С позиций конституционного правопонимания представляется необходимым отрешиться от фантастических — в современных реалиях — представлений, согласно которым специалисты, занимающиеся разработкой законов, профессионально вооружены не только общенаучными и частноправовыми методами, но и специфическими конкретизированными правилами, позволяющими им вырабатывать эффективно действующие нормы права, тем более — институты или отрасли права в целом1. Еще более невероятным кажется такое восприятие по отношению к подзаконной и иной нормотворческой практике. Вряд ли отыщется в текущем правотворческом «новоделе» нормативный правовой акт, который не вызывал бы «к себе критического отношения с языковой точки зрения»2. Вместе с тем, нет оснований ставить под сомнение и те многочисленные научные разработки проблематики юридической техники, включая труды монографического характера, которыми так богата отечественная литература. Тем более что в основных своих положениях и выводах большинство авторов этих научных сочинений весьма близки, а их совокупные достижения представляются, по сути, исчерпывающим. Во всяком случае, выдвинуть какие-либо кардинально новые технические правила правотворчества, «внести» в арсенал юридических средств или «найти» в нем нечто никому доселе не известное, либо «просто» обосновать сокрытое от предшественников функциональное назначение этих инструментов — вряд ли получится (доказательством тому служат диссертации, в том числе докторские, защищенные по проблемам юридической техники в последние годы). Отвлеченно-процедурные правила юридической техники (технологии подготовки законопроектов) фактически общепризнаны на научном уровне, получили закрепление в литературе академической и учебно-практической направленности3. Ожидать каких-либо серьезных инноваций здесь также не приходится.

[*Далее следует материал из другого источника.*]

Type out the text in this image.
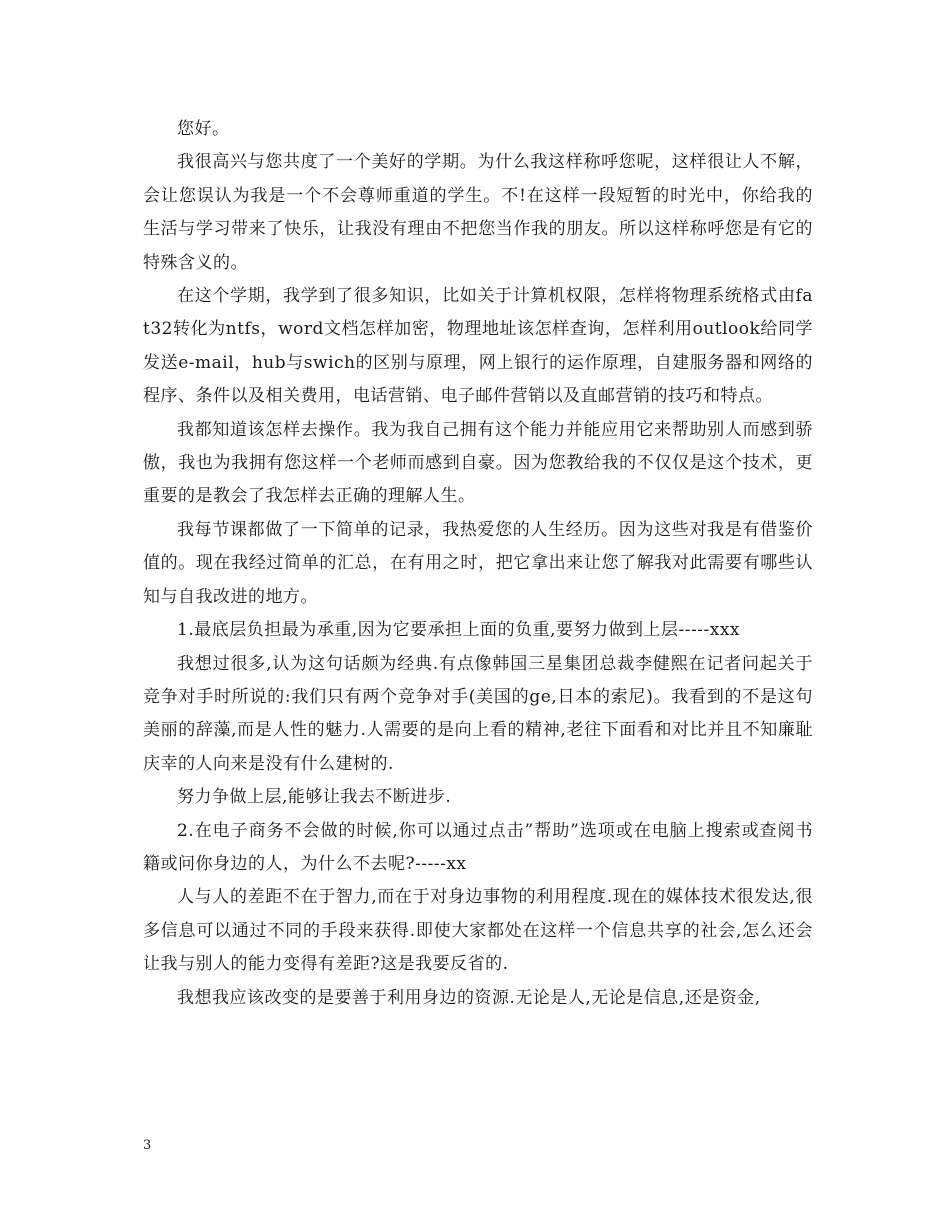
您好。

我很高兴与您共度了一个美好的学期。为什么我这样称呼您呢，这样很让人不解，会让您误认为我是一个不会尊师重道的学生。不!在这样一段短暂的时光中，你给我的生活与学习带来了快乐，让我没有理由不把您当作我的朋友。所以这样称呼您是有它的特殊含义的。

在这个学期，我学到了很多知识，比如关于计算机权限，怎样将物理系统格式由fat32转化为ntfs，word文档怎样加密，物理地址该怎样查询，怎样利用outlook给同学发送e-mail，hub与swich的区别与原理，网上银行的运作原理，自建服务器和网络的程序、条件以及相关费用，电话营销、电子邮件营销以及直邮营销的技巧和特点。

我都知道该怎样去操作。我为我自己拥有这个能力并能应用它来帮助别人而感到骄傲，我也为我拥有您这样一个老师而感到自豪。因为您教给我的不仅仅是这个技术，更重要的是教会了我怎样去正确的理解人生。

我每节课都做了一下简单的记录，我热爱您的人生经历。因为这些对我是有借鉴价值的。现在我经过简单的汇总，在有用之时，把它拿出来让您了解我对此需要有哪些认知与自我改进的地方。

1.最底层负担最为承重,因为它要承担上面的负重,要努力做到上层-----xxx

我想过很多,认为这句话颇为经典.有点像韩国三星集团总裁李健熙在记者问起关于竞争对手时所说的:我们只有两个竞争对手(美国的ge,日本的索尼)。我看到的不是这句美丽的辞藻,而是人性的魅力.人需要的是向上看的精神,老往下面看和对比并且不知廉耻庆幸的人向来是没有什么建树的.

努力争做上层,能够让我去不断进步.

2.在电子商务不会做的时候,你可以通过点击”帮助”选项或在电脑上搜索或查阅书籍或问你身边的人，为什么不去呢?-----xx

人与人的差距不在于智力,而在于对身边事物的利用程度.现在的媒体技术很发达,很多信息可以通过不同的手段来获得.即使大家都处在这样一个信息共享的社会,怎么还会让我与别人的能力变得有差距?这是我要反省的.

我想我应该改变的是要善于利用身边的资源.无论是人,无论是信息,还是资金,

3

Соответственно с этим, модернизация техники правотворчества должна заключаться, во-первых, в научном обосновании критериев, следование которым может (но не обязательно будет) способствовать повышению числа конституционно-правовых (по смыслу) новелл (норм, иных первичных положений) в системе российского права; и, во-вторых, в определении пределов, дальше которых обновление юридико-технического инструментария, а равно и приемов (способов) оперирования им в правотворчестве идти не может. Адекватная задача юридической науки в аспекте заявленной проблемы сводится, таким образом, к поиску — умозрительному и эмпирико-аналитическому — таких критериев и пределов.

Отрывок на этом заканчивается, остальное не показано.